On 19 April, the three components of the Comprehensive System for Truth, Justice, Reparation, and Non-Repetition issued a statement decrying the insecurity faced by former combatants, social leaders and human rights defenders. They maintained that the lack of measures guaranteeing the safety of former combatants and victims hinders their participation in the transitional justice process. They called on the Office of the Ombudsman of Colombia to draft a report detailing the extent of the human rights violations against former combatants and social leaders and to issue recommendations to state institutions on how to address the security situation.
Some Council members may also express their support for the expansion of the Verification Mission’s mandate to include the monitoring of compliance with SJP sentences. (The SJP has the authority to issue sentences against those who acknowledge responsibility for crimes committed during the conflict, which can include up to eight years of confinement to one municipality to carry out work and activities that count as reparations to victims). At the time of writing, Council members were negotiating a draft resolution expanding the Verification Mission’s mandate. The UK, the penholder on Colombia, circulated a zero draft of the resolution on 15 April.
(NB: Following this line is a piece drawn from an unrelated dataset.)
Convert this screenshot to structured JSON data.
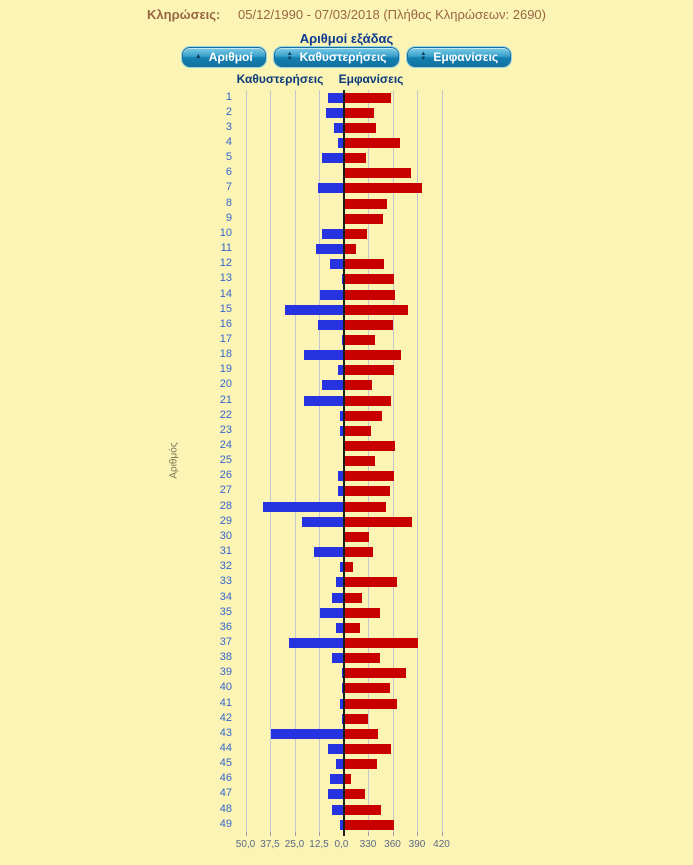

An issue that might be raised at tomorrow’s meeting is the recent tensions along the Venezuela-Colombia border. On 21 March, Venezuela launched a military campaign against Colombian armed groups in the Venezuelan State of Apure, which borders Colombia. According to media reports, the campaign included airstrikes and has been aimed at a faction of FARC dissidents known as the Tenth Front. According to the UN Refugee Agency, by 15 April the clashes had prompted more than 5,800 people—the majority of whom are women and children– to flee from Venezuela to Colombia.
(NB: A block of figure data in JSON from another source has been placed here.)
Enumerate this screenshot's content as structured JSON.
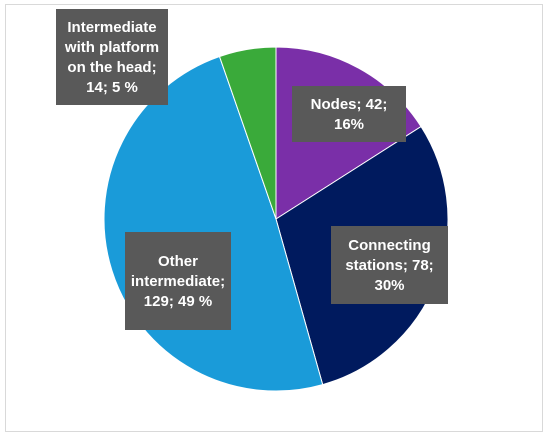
{
  "chart_data": {
    "type": "pie",
    "slices": [
      {
        "name": "Nodes",
        "value": 42,
        "percent_label": "16%",
        "color": "#7a2fa8",
        "label_lines": [
          "Nodes; 42;",
          "16%"
        ]
      },
      {
        "name": "Connecting stations",
        "value": 78,
        "percent_label": "30%",
        "color": "#001a5e",
        "label_lines": [
          "Connecting",
          "stations; 78;",
          "30%"
        ]
      },
      {
        "name": "Other intermediate",
        "value": 129,
        "percent_label": "49 %",
        "color": "#1a9bd9",
        "label_lines": [
          "Other",
          "intermediate;",
          "129; 49 %"
        ]
      },
      {
        "name": "Intermediate with platform on the head",
        "value": 14,
        "percent_label": "5 %",
        "color": "#3aaa3a",
        "label_lines": [
          "Intermediate",
          "with platform",
          "on the head;",
          "14; 5 %"
        ]
      }
    ],
    "start_angle_deg": 0,
    "direction": "clockwise",
    "legend": "none"
  }
}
In a 3 April letter to the Council, Venezuela accused Colombia of being unable to prevent armed groups from operating in the border area. It further requested that the Security Council invoke article 34 of the UN charter and investigate the activities of Colombian armed groups who carry out armed attacks against Venezuelan territory during its upcoming quarterly meeting on Colombia. Colombia rejected Venezuela’s allegations in a 13 April letter to the Council. Council dynamics surrounding Venezuela are difficult, and most Council members hold the view that Council discussions on Colombia should remain separate from those on Venezuela. As such, the majority of Council members are unlikely to address the developments on the Venezuela-Colombia border at tomorrow’s session. Russia had previously convened a meeting on Venezuela under “any other business” on 22 April 2020, following a request made by Venezuela in a 3 April 2020 letter to the Council.